His athletic abilities aren’t going to go to waste.
Nathan has started building on plans to go into exercise science. He still has dreams of working with professional sports teams or maybe in Olympic training centers.
“I’m trusting in God that he has a plan,” said the 17-year-old, adding he was humbled by the Incredible Kid recognition.
Other students recognized were Emily DeGraaf, Brody Grogan, Lance Dugger, Abigail Patterson, Samantha Stapper, Nathan Wallace, M’ryle-Nicole Spencer and Michael Eckert.
Grogan and Dugger were not present at the ceremony. Brody, a senior at Belton High School, was visiting a college in Maine where he has been offered a full scholarship.
Lance, a senior at the Career Center in Killeen, was taking partin an academic regional competition.
His father, who accepted his award on his behalf, said he had placed first in two out of 16 categories.
“I’ve had the privilege of reading about the absolutely incredible young people being honored here, and all I can say is, ‘Wow!’” said keynote speaker Carlyle Walton, president and CEO of Metroplex Health System. “Winston Churchill said, ‘What a pity youth must be wasted on the young.’ Churchill was very wrong. We are in great hands.”

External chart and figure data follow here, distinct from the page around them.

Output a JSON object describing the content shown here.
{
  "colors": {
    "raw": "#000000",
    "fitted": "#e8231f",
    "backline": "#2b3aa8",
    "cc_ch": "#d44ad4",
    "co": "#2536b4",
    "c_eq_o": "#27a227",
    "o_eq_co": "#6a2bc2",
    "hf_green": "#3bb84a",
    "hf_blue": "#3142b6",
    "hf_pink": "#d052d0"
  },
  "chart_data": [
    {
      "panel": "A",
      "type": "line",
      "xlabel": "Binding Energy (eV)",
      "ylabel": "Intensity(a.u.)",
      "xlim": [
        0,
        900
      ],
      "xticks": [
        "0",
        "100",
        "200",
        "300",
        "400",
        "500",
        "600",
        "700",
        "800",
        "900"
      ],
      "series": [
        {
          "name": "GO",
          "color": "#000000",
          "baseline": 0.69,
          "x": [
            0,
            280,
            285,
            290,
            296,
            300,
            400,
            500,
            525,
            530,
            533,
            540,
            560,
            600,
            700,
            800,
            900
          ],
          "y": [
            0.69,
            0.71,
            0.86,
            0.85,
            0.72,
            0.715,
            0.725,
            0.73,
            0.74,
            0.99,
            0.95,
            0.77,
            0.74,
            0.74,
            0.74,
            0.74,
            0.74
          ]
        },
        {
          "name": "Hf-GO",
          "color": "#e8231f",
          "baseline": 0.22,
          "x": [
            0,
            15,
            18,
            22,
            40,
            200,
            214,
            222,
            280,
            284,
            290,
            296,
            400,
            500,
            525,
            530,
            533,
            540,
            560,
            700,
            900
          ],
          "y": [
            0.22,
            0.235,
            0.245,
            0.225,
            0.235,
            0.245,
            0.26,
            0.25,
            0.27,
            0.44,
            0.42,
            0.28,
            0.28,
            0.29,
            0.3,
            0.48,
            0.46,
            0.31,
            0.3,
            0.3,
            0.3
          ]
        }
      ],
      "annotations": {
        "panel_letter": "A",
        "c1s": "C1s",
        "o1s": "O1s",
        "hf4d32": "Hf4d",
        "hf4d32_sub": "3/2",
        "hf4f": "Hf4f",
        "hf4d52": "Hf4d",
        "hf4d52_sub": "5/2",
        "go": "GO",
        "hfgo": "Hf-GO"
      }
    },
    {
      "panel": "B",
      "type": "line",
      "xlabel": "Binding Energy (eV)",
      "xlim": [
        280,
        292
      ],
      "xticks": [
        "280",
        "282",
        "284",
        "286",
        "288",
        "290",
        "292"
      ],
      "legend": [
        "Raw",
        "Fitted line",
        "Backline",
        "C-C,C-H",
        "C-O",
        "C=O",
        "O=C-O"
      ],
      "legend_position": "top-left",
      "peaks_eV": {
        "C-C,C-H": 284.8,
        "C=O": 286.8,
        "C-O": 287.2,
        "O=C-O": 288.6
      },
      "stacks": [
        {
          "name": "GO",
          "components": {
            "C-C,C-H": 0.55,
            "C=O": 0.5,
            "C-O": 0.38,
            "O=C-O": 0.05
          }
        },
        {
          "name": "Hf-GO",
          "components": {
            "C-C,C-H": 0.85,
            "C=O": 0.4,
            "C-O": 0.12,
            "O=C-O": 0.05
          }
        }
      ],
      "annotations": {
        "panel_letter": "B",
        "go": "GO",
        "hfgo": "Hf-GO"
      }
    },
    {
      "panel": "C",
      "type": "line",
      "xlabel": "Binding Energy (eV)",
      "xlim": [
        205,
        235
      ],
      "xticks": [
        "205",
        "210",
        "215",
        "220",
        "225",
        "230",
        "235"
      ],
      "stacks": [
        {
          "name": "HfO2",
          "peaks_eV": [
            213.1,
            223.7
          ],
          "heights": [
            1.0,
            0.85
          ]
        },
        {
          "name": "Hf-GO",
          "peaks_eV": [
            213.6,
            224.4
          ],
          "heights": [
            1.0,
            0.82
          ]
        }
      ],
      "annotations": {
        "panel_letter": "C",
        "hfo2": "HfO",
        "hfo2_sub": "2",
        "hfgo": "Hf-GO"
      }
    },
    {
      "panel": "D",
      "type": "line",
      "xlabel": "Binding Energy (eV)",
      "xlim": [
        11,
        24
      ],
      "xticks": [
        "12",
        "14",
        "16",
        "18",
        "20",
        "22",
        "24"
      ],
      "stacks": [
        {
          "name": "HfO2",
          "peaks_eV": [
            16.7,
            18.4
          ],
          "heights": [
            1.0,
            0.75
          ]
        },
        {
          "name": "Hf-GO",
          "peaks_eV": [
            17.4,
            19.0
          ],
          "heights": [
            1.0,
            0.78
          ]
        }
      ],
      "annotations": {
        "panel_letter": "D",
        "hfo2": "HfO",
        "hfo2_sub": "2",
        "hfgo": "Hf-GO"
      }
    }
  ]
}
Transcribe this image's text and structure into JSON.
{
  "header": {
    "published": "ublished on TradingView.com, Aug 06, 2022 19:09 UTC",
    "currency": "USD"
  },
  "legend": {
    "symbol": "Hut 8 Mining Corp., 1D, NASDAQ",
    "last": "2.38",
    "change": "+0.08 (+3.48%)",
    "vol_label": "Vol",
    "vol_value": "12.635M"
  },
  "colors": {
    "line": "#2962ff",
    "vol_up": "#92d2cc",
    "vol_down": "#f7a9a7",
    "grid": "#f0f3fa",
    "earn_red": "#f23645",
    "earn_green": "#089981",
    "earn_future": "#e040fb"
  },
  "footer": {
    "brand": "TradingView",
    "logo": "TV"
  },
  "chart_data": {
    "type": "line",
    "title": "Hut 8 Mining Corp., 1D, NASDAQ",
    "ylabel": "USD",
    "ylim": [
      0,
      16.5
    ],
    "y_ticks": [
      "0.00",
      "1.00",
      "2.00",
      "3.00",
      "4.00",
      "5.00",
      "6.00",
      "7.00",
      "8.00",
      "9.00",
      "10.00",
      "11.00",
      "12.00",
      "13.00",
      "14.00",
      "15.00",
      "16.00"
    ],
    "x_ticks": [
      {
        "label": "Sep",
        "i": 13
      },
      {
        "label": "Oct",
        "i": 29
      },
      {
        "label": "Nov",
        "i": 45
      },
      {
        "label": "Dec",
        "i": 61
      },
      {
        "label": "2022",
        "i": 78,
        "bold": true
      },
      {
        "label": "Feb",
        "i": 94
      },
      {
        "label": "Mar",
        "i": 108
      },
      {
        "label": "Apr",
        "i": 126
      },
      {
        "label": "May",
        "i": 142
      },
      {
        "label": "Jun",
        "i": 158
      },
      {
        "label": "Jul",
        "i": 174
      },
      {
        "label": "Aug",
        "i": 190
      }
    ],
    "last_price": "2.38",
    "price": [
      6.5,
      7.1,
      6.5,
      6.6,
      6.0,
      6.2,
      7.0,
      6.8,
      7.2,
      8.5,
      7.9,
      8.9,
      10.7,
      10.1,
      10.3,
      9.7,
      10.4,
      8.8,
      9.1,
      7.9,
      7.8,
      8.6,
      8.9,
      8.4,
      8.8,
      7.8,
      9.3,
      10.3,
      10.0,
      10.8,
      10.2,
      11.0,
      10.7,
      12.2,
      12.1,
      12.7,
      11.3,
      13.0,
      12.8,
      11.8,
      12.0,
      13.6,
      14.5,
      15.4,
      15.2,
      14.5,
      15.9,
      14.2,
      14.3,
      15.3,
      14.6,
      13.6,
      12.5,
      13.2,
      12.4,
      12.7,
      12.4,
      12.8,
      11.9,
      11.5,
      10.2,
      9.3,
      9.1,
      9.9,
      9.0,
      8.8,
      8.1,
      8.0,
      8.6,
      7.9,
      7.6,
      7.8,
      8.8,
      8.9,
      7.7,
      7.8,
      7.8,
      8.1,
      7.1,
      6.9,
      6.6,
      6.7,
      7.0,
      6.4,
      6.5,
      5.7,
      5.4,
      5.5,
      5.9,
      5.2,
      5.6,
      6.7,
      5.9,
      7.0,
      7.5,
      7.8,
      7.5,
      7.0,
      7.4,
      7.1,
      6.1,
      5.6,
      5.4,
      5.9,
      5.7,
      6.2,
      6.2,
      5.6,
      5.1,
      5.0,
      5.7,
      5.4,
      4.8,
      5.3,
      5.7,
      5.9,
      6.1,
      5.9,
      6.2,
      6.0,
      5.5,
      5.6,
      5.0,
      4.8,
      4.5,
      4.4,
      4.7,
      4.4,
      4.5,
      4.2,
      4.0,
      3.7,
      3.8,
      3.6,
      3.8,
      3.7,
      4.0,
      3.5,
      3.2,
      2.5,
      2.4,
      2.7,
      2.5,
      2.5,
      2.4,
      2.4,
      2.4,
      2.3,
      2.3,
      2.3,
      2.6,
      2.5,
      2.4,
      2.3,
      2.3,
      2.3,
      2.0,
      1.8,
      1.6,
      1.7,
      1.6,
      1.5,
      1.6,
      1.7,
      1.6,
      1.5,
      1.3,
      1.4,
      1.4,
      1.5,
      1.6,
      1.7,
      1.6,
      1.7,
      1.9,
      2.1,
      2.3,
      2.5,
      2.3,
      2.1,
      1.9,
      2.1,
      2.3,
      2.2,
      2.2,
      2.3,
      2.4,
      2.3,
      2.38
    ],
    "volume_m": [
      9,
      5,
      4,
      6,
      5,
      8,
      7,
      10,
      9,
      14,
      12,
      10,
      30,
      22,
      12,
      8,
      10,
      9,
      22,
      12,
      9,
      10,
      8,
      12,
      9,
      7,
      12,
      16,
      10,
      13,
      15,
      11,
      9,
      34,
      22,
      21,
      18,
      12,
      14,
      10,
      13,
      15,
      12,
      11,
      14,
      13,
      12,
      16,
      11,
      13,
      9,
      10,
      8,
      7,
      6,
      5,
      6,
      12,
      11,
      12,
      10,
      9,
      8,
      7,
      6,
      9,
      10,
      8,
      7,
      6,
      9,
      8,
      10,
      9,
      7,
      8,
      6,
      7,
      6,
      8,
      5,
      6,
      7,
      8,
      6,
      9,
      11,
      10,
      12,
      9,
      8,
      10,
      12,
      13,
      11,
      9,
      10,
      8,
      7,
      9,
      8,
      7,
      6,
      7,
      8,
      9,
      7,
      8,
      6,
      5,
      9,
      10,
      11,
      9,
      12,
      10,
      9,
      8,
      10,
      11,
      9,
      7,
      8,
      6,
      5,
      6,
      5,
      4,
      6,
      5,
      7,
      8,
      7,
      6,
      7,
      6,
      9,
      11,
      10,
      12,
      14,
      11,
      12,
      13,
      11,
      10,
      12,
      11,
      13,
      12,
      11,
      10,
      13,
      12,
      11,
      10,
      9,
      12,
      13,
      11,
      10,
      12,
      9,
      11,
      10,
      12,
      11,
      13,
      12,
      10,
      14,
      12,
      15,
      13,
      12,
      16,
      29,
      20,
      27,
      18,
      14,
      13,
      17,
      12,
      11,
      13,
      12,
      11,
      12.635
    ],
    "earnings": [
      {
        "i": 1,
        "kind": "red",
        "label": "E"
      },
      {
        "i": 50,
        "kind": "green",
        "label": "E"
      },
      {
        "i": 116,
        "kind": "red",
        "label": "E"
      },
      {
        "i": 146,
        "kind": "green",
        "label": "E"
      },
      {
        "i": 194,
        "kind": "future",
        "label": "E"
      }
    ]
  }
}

Walton ran through Abraham Lincoln’s early career failures, how he lost over and over again before finally winning the presidency. He compared the students to the president.
“(These students) have allowed their happiness to be dictated by their disposition and attitudes, not their circumstances. Every one of them embodies amazing, extraordinary, marvelous,” he said.
Each Incredible Kid was introduced by a representative of the coalition’s top business sponsors before they received a special plaque in recognition of their achievements.
Also recognized for their contributions and service were incredible adults Jay Taggart, Glen Grandy and Robin Battershell. The Greater Killeen Lions Foundation also was recognized.